Non sapevo che l’aggeggio avesse una funzione biosensoria, latente o attiva. Risposi con uno sgarbato borbottio d’assenso e mi piegai in due, in posizione fetale. Mi sentivo come se qualcuno mi avesse pugnalato al centro della schiena e rivoltasse nella ferita una lama uncinata. Il dolore mi percorse come corrente in un fil di ferro arroventato. Vomitai nella polvere. Una donna molto bella, in abito di un bianco abbagliante, arretrò ancora di un passo e alzò il sandalo bianco.
«Cos’è?» ansimai di nuovo, in uno dei brevissimi intervalli tra una fitta e l’altra. «Cosa mi succede?» Mi tastai la schiena, cercando sangue o una ferita. Mi aspettavo una freccia o una lancia, ma non trovai niente.
"Sta per entrare in stato di shock, signor Endymion" disse quel lobotomizzato pezzetto di IA della nave del console. "Pressione sanguigna, resistenza della pelle, battito cardiaco e conteggio di atropina confermano questa diagnosi."
«Perché?» Trascinai la parola in un lungo gemito, mentre il dolore mi rotolava dalla schiena in tutto il corpo. Vomitai di nuovo.
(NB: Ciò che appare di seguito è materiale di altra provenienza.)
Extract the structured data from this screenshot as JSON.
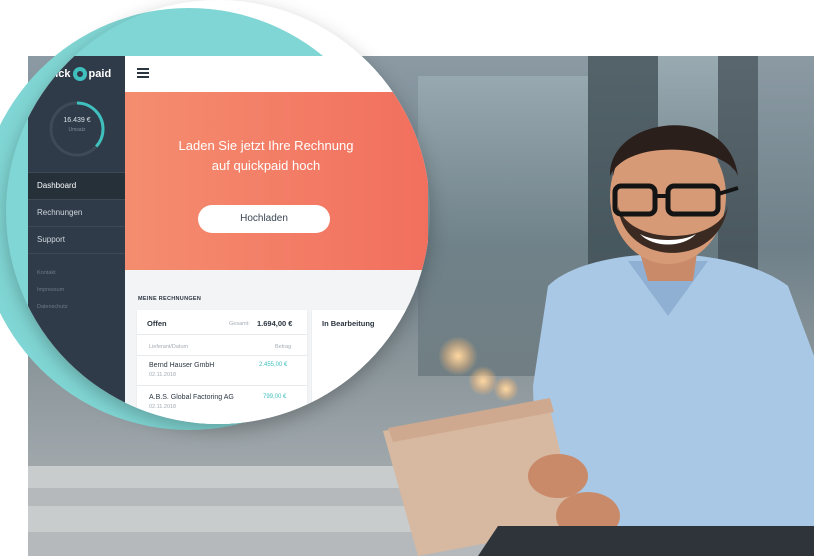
{
  "app": {
    "logo": {
      "left": "quick",
      "right": "paid"
    },
    "balance": {
      "value": "16.439 €",
      "caption": "Umsatz"
    },
    "nav": {
      "items": [
        {
          "label": "Dashboard",
          "active": true
        },
        {
          "label": "Rechnungen",
          "active": false
        },
        {
          "label": "Support",
          "active": false
        }
      ],
      "links": [
        "Kontakt",
        "Impressum",
        "Datenschutz"
      ]
    },
    "hero": {
      "line1": "Laden Sie jetzt Ihre Rechnung",
      "line2": "auf quickpaid hoch",
      "button": "Hochladen"
    },
    "invoices": {
      "section_title": "MEINE RECHNUNGEN",
      "open": {
        "title": "Offen",
        "total_label": "Gesamt:",
        "total_value": "1.694,00 €",
        "col_left": "Lieferant/Datum",
        "col_right": "Betrag",
        "rows": [
          {
            "supplier": "Bernd Hauser GmbH",
            "date": "02.11.2018",
            "amount": "2.455,00 €"
          },
          {
            "supplier": "A.B.S. Global Factoring AG",
            "date": "02.11.2018",
            "amount": "799,00 €"
          }
        ]
      },
      "processing": {
        "title": "In Bearbeitung"
      }
    }
  },
  "colors": {
    "sidebar": "#2f3b48",
    "accent": "#3fbfbd",
    "hero_start": "#f48d6f",
    "hero_end": "#f26f5e",
    "circle_bg": "#80d6d4"
  }
}
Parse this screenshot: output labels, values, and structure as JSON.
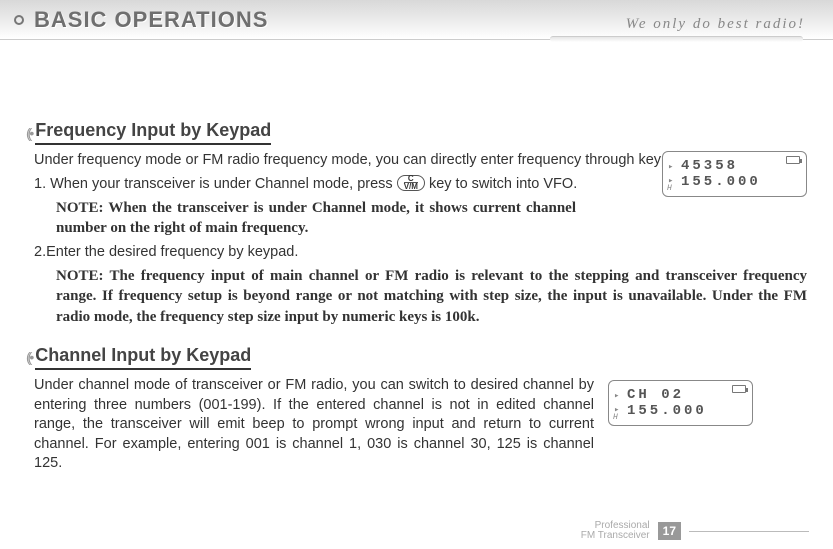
{
  "header": {
    "title": "BASIC OPERATIONS"
  },
  "slogan": "We only do best radio!",
  "section1": {
    "heading": "Frequency Input by Keypad",
    "p1_a": "Under frequency mode or FM radio frequency mode, you can directly enter frequency through keypad.",
    "p1_b_pre": "1. When your transceiver is under Channel mode, press ",
    "p1_b_post": " key to switch into VFO.",
    "key_top": "C",
    "key_bottom": "V/M",
    "note1": "NOTE: When the transceiver is under Channel mode, it shows current channel number on the right of main frequency.",
    "p2": "2.Enter the desired frequency by keypad.",
    "note2": "NOTE: The frequency input of main channel or FM radio is relevant to the stepping and transceiver frequency range. If frequency setup is beyond range or not matching with step size, the input is unavailable. Under the FM radio mode, the frequency step size input by numeric keys is 100k."
  },
  "lcd1": {
    "line1": "45358",
    "line2": "155.000"
  },
  "section2": {
    "heading": "Channel Input by Keypad",
    "p1": "Under channel mode of transceiver or FM radio, you can switch to desired channel by entering three numbers (001-199). If the entered channel is not in edited channel range, the transceiver will emit beep to prompt wrong input and return to current channel. For example, entering 001 is channel 1, 030 is channel 30, 125 is channel 125."
  },
  "lcd2": {
    "line1": "CH 02",
    "line2": "155.000"
  },
  "footer": {
    "line1": "Professional",
    "line2": "FM Transceiver",
    "page": "17"
  }
}
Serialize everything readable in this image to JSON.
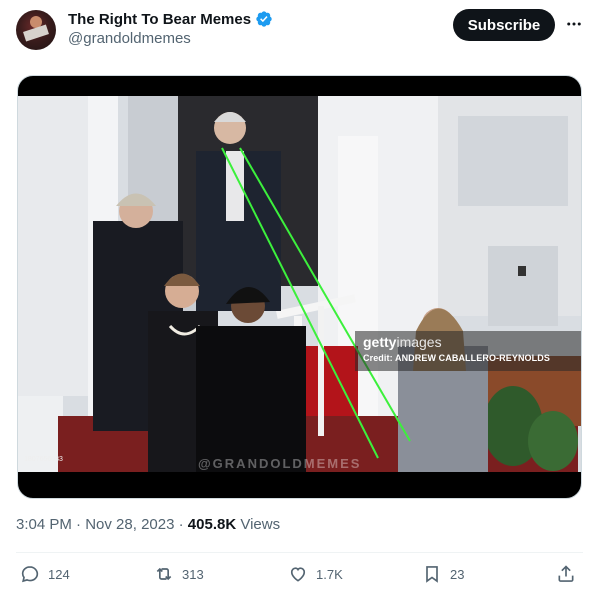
{
  "author": {
    "display_name": "The Right To Bear Memes",
    "handle": "@grandoldmemes",
    "avatar_icon": "profile-avatar",
    "verified_icon": "verified-badge-icon",
    "verified_color": "#1d9bf0"
  },
  "header": {
    "subscribe_label": "Subscribe",
    "more_icon": "more-dots-icon"
  },
  "media": {
    "getty_brand": "getty",
    "getty_brand_suffix": "images",
    "getty_credit": "Credit: ANDREW CABALLERO-REYNOLDS",
    "photo_id": "1807656033",
    "watermark": "@GRANDOLDMEMES",
    "annotation_color": "#3cf03c"
  },
  "meta": {
    "time": "3:04 PM",
    "separator": " · ",
    "date": "Nov 28, 2023",
    "separator2": " · ",
    "views_count": "405.8K",
    "views_label": " Views"
  },
  "actions": {
    "replies": "124",
    "reposts": "313",
    "likes": "1.7K",
    "bookmarks": "23",
    "icons": [
      "reply-icon",
      "repost-icon",
      "like-icon",
      "bookmark-icon",
      "share-icon"
    ]
  },
  "colors": {
    "text_primary": "#0f1419",
    "text_secondary": "#536471",
    "subscribe_bg": "#0f1419"
  }
}
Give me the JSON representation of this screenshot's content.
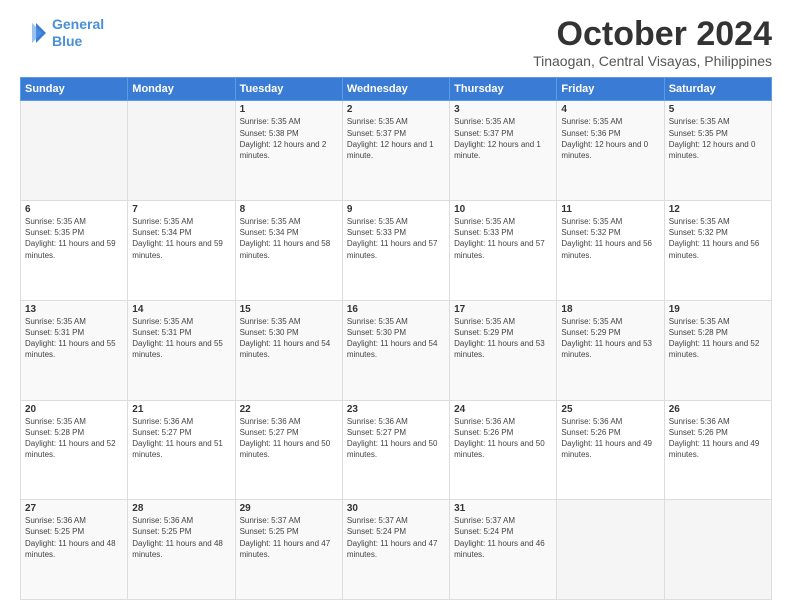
{
  "logo": {
    "line1": "General",
    "line2": "Blue"
  },
  "header": {
    "month": "October 2024",
    "location": "Tinaogan, Central Visayas, Philippines"
  },
  "weekdays": [
    "Sunday",
    "Monday",
    "Tuesday",
    "Wednesday",
    "Thursday",
    "Friday",
    "Saturday"
  ],
  "weeks": [
    [
      {
        "day": "",
        "sunrise": "",
        "sunset": "",
        "daylight": ""
      },
      {
        "day": "",
        "sunrise": "",
        "sunset": "",
        "daylight": ""
      },
      {
        "day": "1",
        "sunrise": "Sunrise: 5:35 AM",
        "sunset": "Sunset: 5:38 PM",
        "daylight": "Daylight: 12 hours and 2 minutes."
      },
      {
        "day": "2",
        "sunrise": "Sunrise: 5:35 AM",
        "sunset": "Sunset: 5:37 PM",
        "daylight": "Daylight: 12 hours and 1 minute."
      },
      {
        "day": "3",
        "sunrise": "Sunrise: 5:35 AM",
        "sunset": "Sunset: 5:37 PM",
        "daylight": "Daylight: 12 hours and 1 minute."
      },
      {
        "day": "4",
        "sunrise": "Sunrise: 5:35 AM",
        "sunset": "Sunset: 5:36 PM",
        "daylight": "Daylight: 12 hours and 0 minutes."
      },
      {
        "day": "5",
        "sunrise": "Sunrise: 5:35 AM",
        "sunset": "Sunset: 5:35 PM",
        "daylight": "Daylight: 12 hours and 0 minutes."
      }
    ],
    [
      {
        "day": "6",
        "sunrise": "Sunrise: 5:35 AM",
        "sunset": "Sunset: 5:35 PM",
        "daylight": "Daylight: 11 hours and 59 minutes."
      },
      {
        "day": "7",
        "sunrise": "Sunrise: 5:35 AM",
        "sunset": "Sunset: 5:34 PM",
        "daylight": "Daylight: 11 hours and 59 minutes."
      },
      {
        "day": "8",
        "sunrise": "Sunrise: 5:35 AM",
        "sunset": "Sunset: 5:34 PM",
        "daylight": "Daylight: 11 hours and 58 minutes."
      },
      {
        "day": "9",
        "sunrise": "Sunrise: 5:35 AM",
        "sunset": "Sunset: 5:33 PM",
        "daylight": "Daylight: 11 hours and 57 minutes."
      },
      {
        "day": "10",
        "sunrise": "Sunrise: 5:35 AM",
        "sunset": "Sunset: 5:33 PM",
        "daylight": "Daylight: 11 hours and 57 minutes."
      },
      {
        "day": "11",
        "sunrise": "Sunrise: 5:35 AM",
        "sunset": "Sunset: 5:32 PM",
        "daylight": "Daylight: 11 hours and 56 minutes."
      },
      {
        "day": "12",
        "sunrise": "Sunrise: 5:35 AM",
        "sunset": "Sunset: 5:32 PM",
        "daylight": "Daylight: 11 hours and 56 minutes."
      }
    ],
    [
      {
        "day": "13",
        "sunrise": "Sunrise: 5:35 AM",
        "sunset": "Sunset: 5:31 PM",
        "daylight": "Daylight: 11 hours and 55 minutes."
      },
      {
        "day": "14",
        "sunrise": "Sunrise: 5:35 AM",
        "sunset": "Sunset: 5:31 PM",
        "daylight": "Daylight: 11 hours and 55 minutes."
      },
      {
        "day": "15",
        "sunrise": "Sunrise: 5:35 AM",
        "sunset": "Sunset: 5:30 PM",
        "daylight": "Daylight: 11 hours and 54 minutes."
      },
      {
        "day": "16",
        "sunrise": "Sunrise: 5:35 AM",
        "sunset": "Sunset: 5:30 PM",
        "daylight": "Daylight: 11 hours and 54 minutes."
      },
      {
        "day": "17",
        "sunrise": "Sunrise: 5:35 AM",
        "sunset": "Sunset: 5:29 PM",
        "daylight": "Daylight: 11 hours and 53 minutes."
      },
      {
        "day": "18",
        "sunrise": "Sunrise: 5:35 AM",
        "sunset": "Sunset: 5:29 PM",
        "daylight": "Daylight: 11 hours and 53 minutes."
      },
      {
        "day": "19",
        "sunrise": "Sunrise: 5:35 AM",
        "sunset": "Sunset: 5:28 PM",
        "daylight": "Daylight: 11 hours and 52 minutes."
      }
    ],
    [
      {
        "day": "20",
        "sunrise": "Sunrise: 5:35 AM",
        "sunset": "Sunset: 5:28 PM",
        "daylight": "Daylight: 11 hours and 52 minutes."
      },
      {
        "day": "21",
        "sunrise": "Sunrise: 5:36 AM",
        "sunset": "Sunset: 5:27 PM",
        "daylight": "Daylight: 11 hours and 51 minutes."
      },
      {
        "day": "22",
        "sunrise": "Sunrise: 5:36 AM",
        "sunset": "Sunset: 5:27 PM",
        "daylight": "Daylight: 11 hours and 50 minutes."
      },
      {
        "day": "23",
        "sunrise": "Sunrise: 5:36 AM",
        "sunset": "Sunset: 5:27 PM",
        "daylight": "Daylight: 11 hours and 50 minutes."
      },
      {
        "day": "24",
        "sunrise": "Sunrise: 5:36 AM",
        "sunset": "Sunset: 5:26 PM",
        "daylight": "Daylight: 11 hours and 50 minutes."
      },
      {
        "day": "25",
        "sunrise": "Sunrise: 5:36 AM",
        "sunset": "Sunset: 5:26 PM",
        "daylight": "Daylight: 11 hours and 49 minutes."
      },
      {
        "day": "26",
        "sunrise": "Sunrise: 5:36 AM",
        "sunset": "Sunset: 5:26 PM",
        "daylight": "Daylight: 11 hours and 49 minutes."
      }
    ],
    [
      {
        "day": "27",
        "sunrise": "Sunrise: 5:36 AM",
        "sunset": "Sunset: 5:25 PM",
        "daylight": "Daylight: 11 hours and 48 minutes."
      },
      {
        "day": "28",
        "sunrise": "Sunrise: 5:36 AM",
        "sunset": "Sunset: 5:25 PM",
        "daylight": "Daylight: 11 hours and 48 minutes."
      },
      {
        "day": "29",
        "sunrise": "Sunrise: 5:37 AM",
        "sunset": "Sunset: 5:25 PM",
        "daylight": "Daylight: 11 hours and 47 minutes."
      },
      {
        "day": "30",
        "sunrise": "Sunrise: 5:37 AM",
        "sunset": "Sunset: 5:24 PM",
        "daylight": "Daylight: 11 hours and 47 minutes."
      },
      {
        "day": "31",
        "sunrise": "Sunrise: 5:37 AM",
        "sunset": "Sunset: 5:24 PM",
        "daylight": "Daylight: 11 hours and 46 minutes."
      },
      {
        "day": "",
        "sunrise": "",
        "sunset": "",
        "daylight": ""
      },
      {
        "day": "",
        "sunrise": "",
        "sunset": "",
        "daylight": ""
      }
    ]
  ]
}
Non avevo niente nello stomaco, ma continuai a vomitare. Gli abitanti del villaggio, nei loro vestiti dai vivaci colori, si tennero a distanza: non formarono una folla di curiosi, non si mostrarono tanto maleducati da fissarmi e mormorare, ma evidentemente esitarono a proseguire per i fatti loro.
«Cosa non va?» ansimai di nuovo, cercando di bisbigliare. «Cosa potrebbe provocarmi questo dolore?»
"Colpo d’arma da fuoco" rispose la vocina metallica. "Pugnalata. Lancia, coltello, freccia, dardo. Colpo di arma a energia. Laser, stiletto omega, pulsolama. Colpo concentrato di fléchettes. Forse un ago lungo e sottile che trapassi rene superiore, fegato e milza."
Torcendomi dal male, mi tastai di nuovo la schiena, tirai via il fodero col coltello e lo gettai lontano. Al tatto, giubbotto e camicia non parevano bruciati o lacerati. Nessun oggetto acuminato mi sporgeva dalla carne.
Il dolore mi bruciò di nuovo per tutto il corpo e gemetti a voce alta. Non l’avevo fatto quando il cecchino mi aveva colpito sull’Artiglio di ghiaccio e neppure quando l’ibrido di zio Vanya mi aveva rotto il piede.
Trovai difficile formare pensieri coerenti, ma la mia mente andava in questa direzione: "I nativi di Vitus-Gray-Balianus B… chissà come… poteri mentali… veleno… l’acqua… raggi invisibili… punizione… per…".
Abbandonai il tentativo di formare un pensiero coerente e gemetti di nuovo. Una persona in gonna o toga azzurro vivo e sandali pulitissimi, unghie dei piedi smaltate di blu, mi si avvicinò.
«Mi scusi, signore» disse una voce nell’inglese della vecchia Rete, distorto da una curiosa cadenza. «Si trova forse in difficoltà?»
«Aaarrgghhhggghuhh» risposi, tra altri conati di vomito.
«Posso allora esserle di aiuto?» domandò la stessa voce da sopra la toga azzurra.